Les herbicides sont utilisés en agriculture car ils sont plus efficaces ou plus économiques que d'autres méthodes de désherbage. Si une résistance à un herbicide ou à une famille d'herbicides apparaît, il se peut qu'aucun herbicide de remplacement adéquat ne soit disponible. Par exemple, il n'existe actuellement aucun herbicide alternatif pour lutter contre le ray-grass résistant au Hoelon. Par conséquent, les herbicides doivent être considérés comme des ressources à préserver. Nous devons les utiliser de manière à prévenir l'apparition de résistances.
Comprendre l'évolution de la résistance est essentiel pour savoir comment l'éviter. Deux conditions sont nécessaires à l'apparition de la résistance aux herbicides. Premièrement, des adventices porteuses de gènes de résistance doivent être présentes dans la population d'origine. Deuxièmement, une pression de sélection, résultant d'une utilisation intensive d'un herbicide auquel ces rares individus sont résistants, doit s'exercer sur la population. Les individus résistants, lorsqu'ils sont présents, représentent un très faible pourcentage de la population totale. Typiquement, leur fréquence varie de 1 sur 100 000 à 1 sur 100 millions. Si le ou les mêmes herbicides, ayant le même mécanisme d'action, sont utilisés en continu, les individus sensibles sont éliminés tandis que les individus résistants survivent et produisent des graines. Si la pression de sélection se maintient pendant plusieurs générations, le biotype résistant finira par représenter un pourcentage élevé de la population. À ce stade, il ne sera plus possible d'obtenir un contrôle acceptable des adventices avec le ou les herbicides utilisés.

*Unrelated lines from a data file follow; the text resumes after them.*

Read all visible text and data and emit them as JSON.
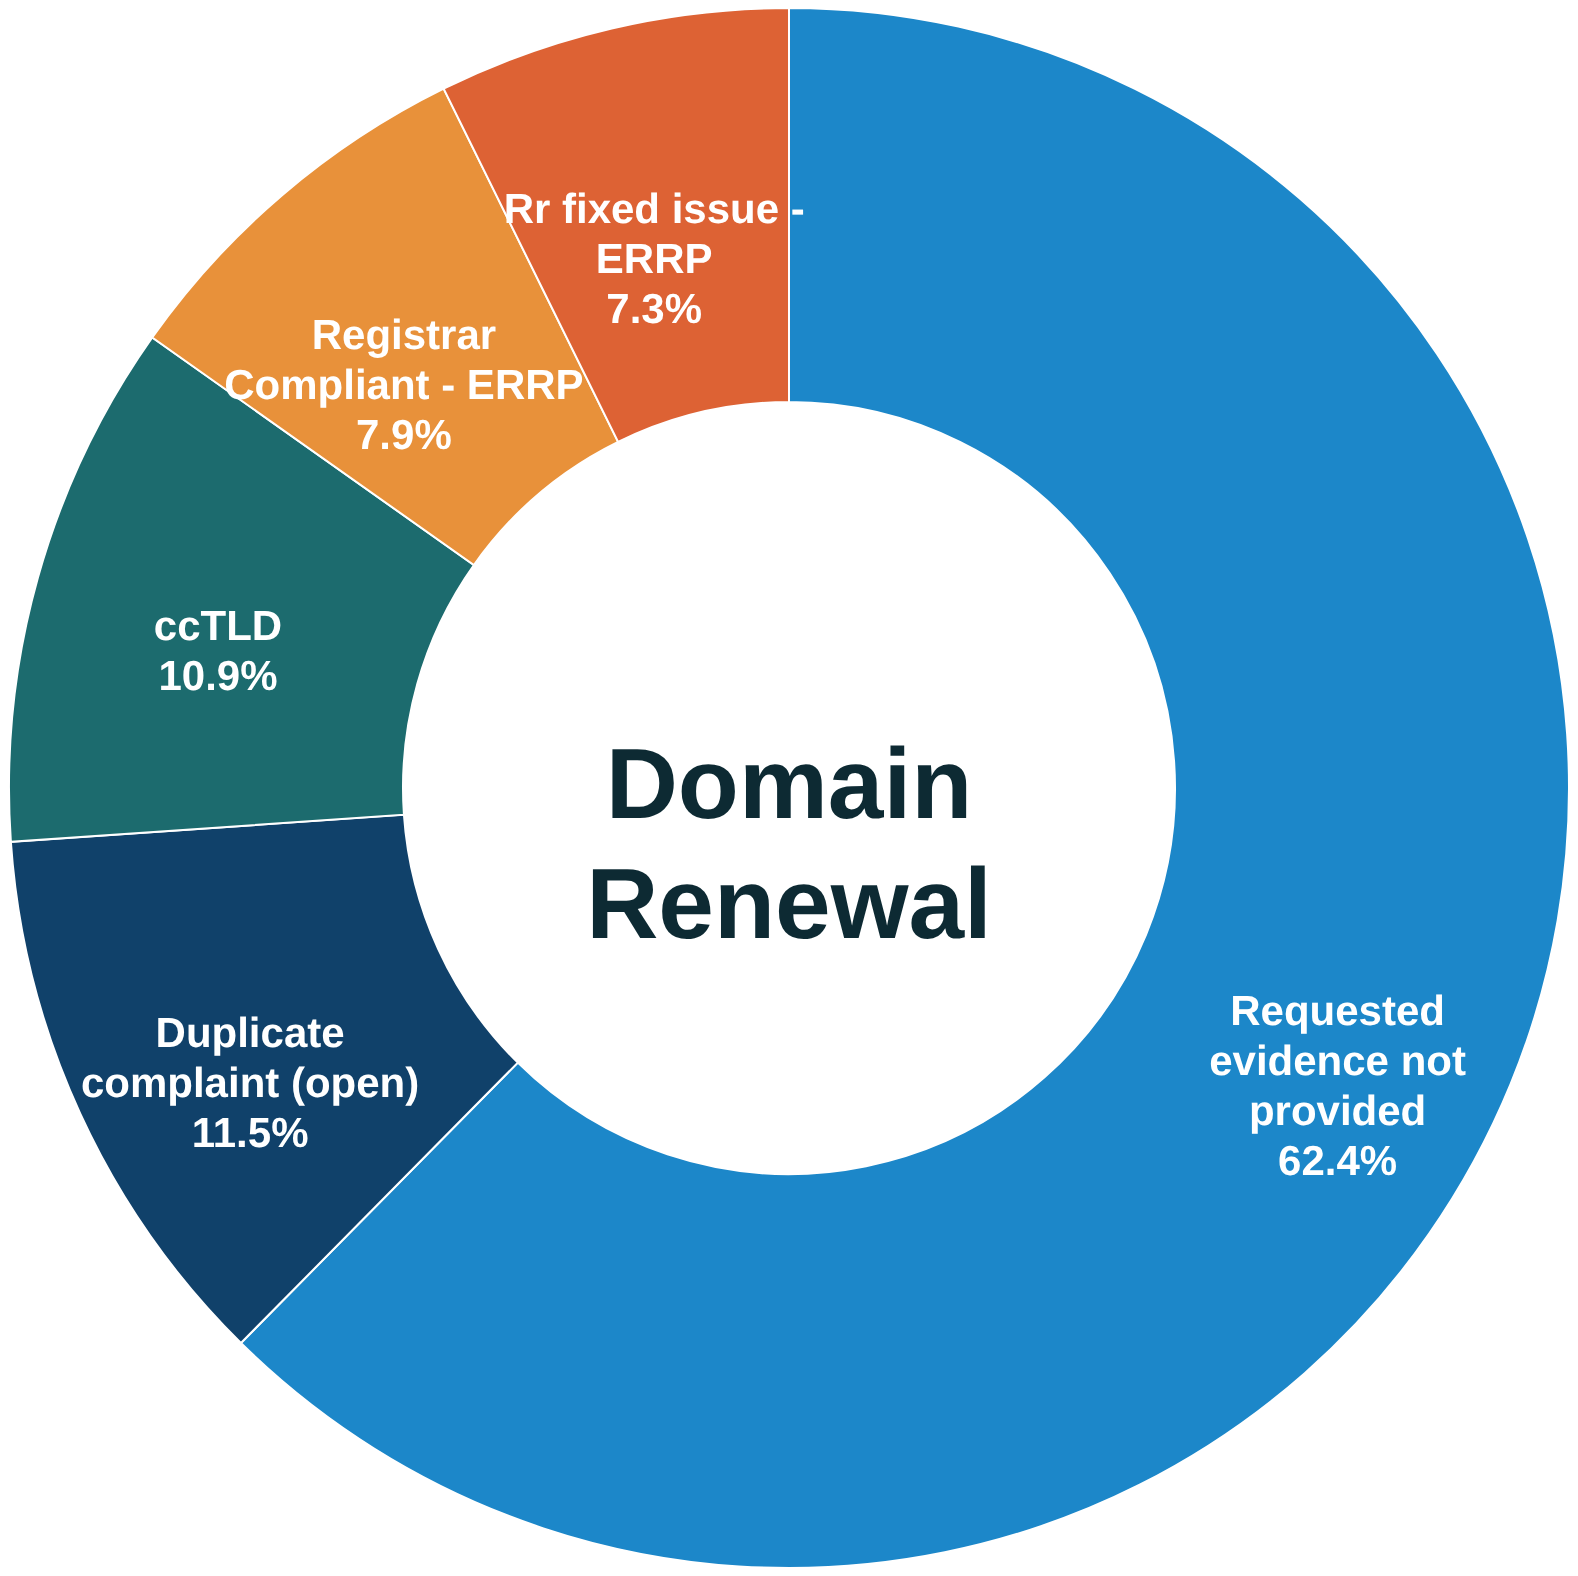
{
  "chart_data": {
    "type": "donut",
    "title": "Domain Renewal",
    "categories": [
      "Requested evidence not provided",
      "Duplicate complaint (open)",
      "ccTLD",
      "Registrar Compliant - ERRP",
      "Rr fixed issue - ERRP"
    ],
    "values": [
      62.4,
      11.5,
      10.9,
      7.9,
      7.3
    ],
    "colors": [
      "#1c87c9",
      "#10416a",
      "#1c6b6e",
      "#e8913a",
      "#dd6234"
    ],
    "value_labels": [
      "62.4%",
      "11.5%",
      "10.9%",
      "7.9%",
      "7.3%"
    ]
  }
}
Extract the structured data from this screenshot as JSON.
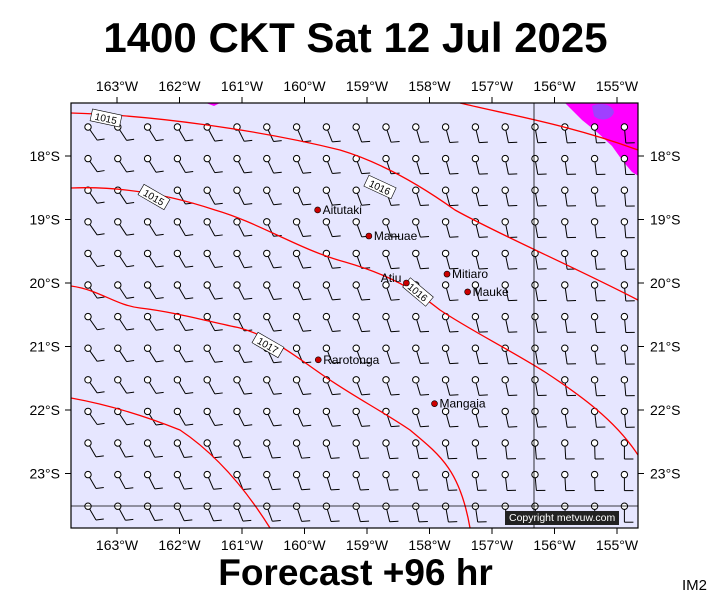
{
  "title": "1400 CKT Sat 12 Jul 2025",
  "subtitle": "Forecast +96 hr",
  "corner_code": "IM2",
  "copyright": "Copyright metvuw.com",
  "lon_labels": [
    "163°W",
    "162°W",
    "161°W",
    "160°W",
    "159°W",
    "158°W",
    "157°W",
    "156°W",
    "155°W"
  ],
  "lat_labels": [
    "18°S",
    "19°S",
    "20°S",
    "21°S",
    "22°S",
    "23°S"
  ],
  "places": [
    {
      "name": "Aitutaki",
      "lon": -159.79,
      "lat": -18.85
    },
    {
      "name": "Manuae",
      "lon": -158.97,
      "lat": -19.26
    },
    {
      "name": "Mitiaro",
      "lon": -157.72,
      "lat": -19.86
    },
    {
      "name": "Atiu",
      "lon": -158.37,
      "lat": -20.0
    },
    {
      "name": "Mauke",
      "lon": -157.39,
      "lat": -20.14
    },
    {
      "name": "Rarotonga",
      "lon": -159.78,
      "lat": -21.21
    },
    {
      "name": "Mangaia",
      "lon": -157.92,
      "lat": -21.9
    }
  ],
  "isobar_labels": [
    "1015",
    "1015",
    "1016",
    "1016",
    "1017"
  ],
  "colors": {
    "ocean": "#e6e6ff",
    "isobar": "#ff0000",
    "rain": "#ff00ff",
    "rain_heavy": "#9a3dff",
    "town": "#cc0000"
  }
}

L'élément le plus important d'une stratégie de gestion visant à éviter l'apparition de résistances aux herbicides est la rotation d'herbicides ayant des mécanismes d'action différents. Il est déconseillé d'appliquer des herbicides à haut risque sur deux cultures consécutives. De même, il ne faut pas effectuer plus de deux applications de ces herbicides à haut risque sur une même culture. Il est également déconseillé d'appliquer des herbicides à risque modéré sur plus de deux cultures consécutives. Les herbicides à faible risque doivent être choisis lorsqu'ils permettent de contrôler les cultures complexes. Les mélanges en cuve ou les applications séquentielles d'herbicides ayant des mécanismes d'action différents sont souvent présentés comme des éléments d'une stratégie de gestion des résistances. Si les composants du mélange en cuve ou des applications séquentielles sont judicieusement choisis, cette stratégie peut s'avérer très utile pour retarder l'apparition de résistances. Malheureusement, bon nombre des exigences des mélanges en cuve ou des applications séquentielles pour éviter les résistances ne sont pas satisfaites par les mélanges couramment utilisés. Pour une efficacité optimale dans la prévention de l'apparition de résistances, les deux herbicides utilisés séquentiellement ou en mélange en cuve doivent avoir le même spectre d'activité et une persistance similaire.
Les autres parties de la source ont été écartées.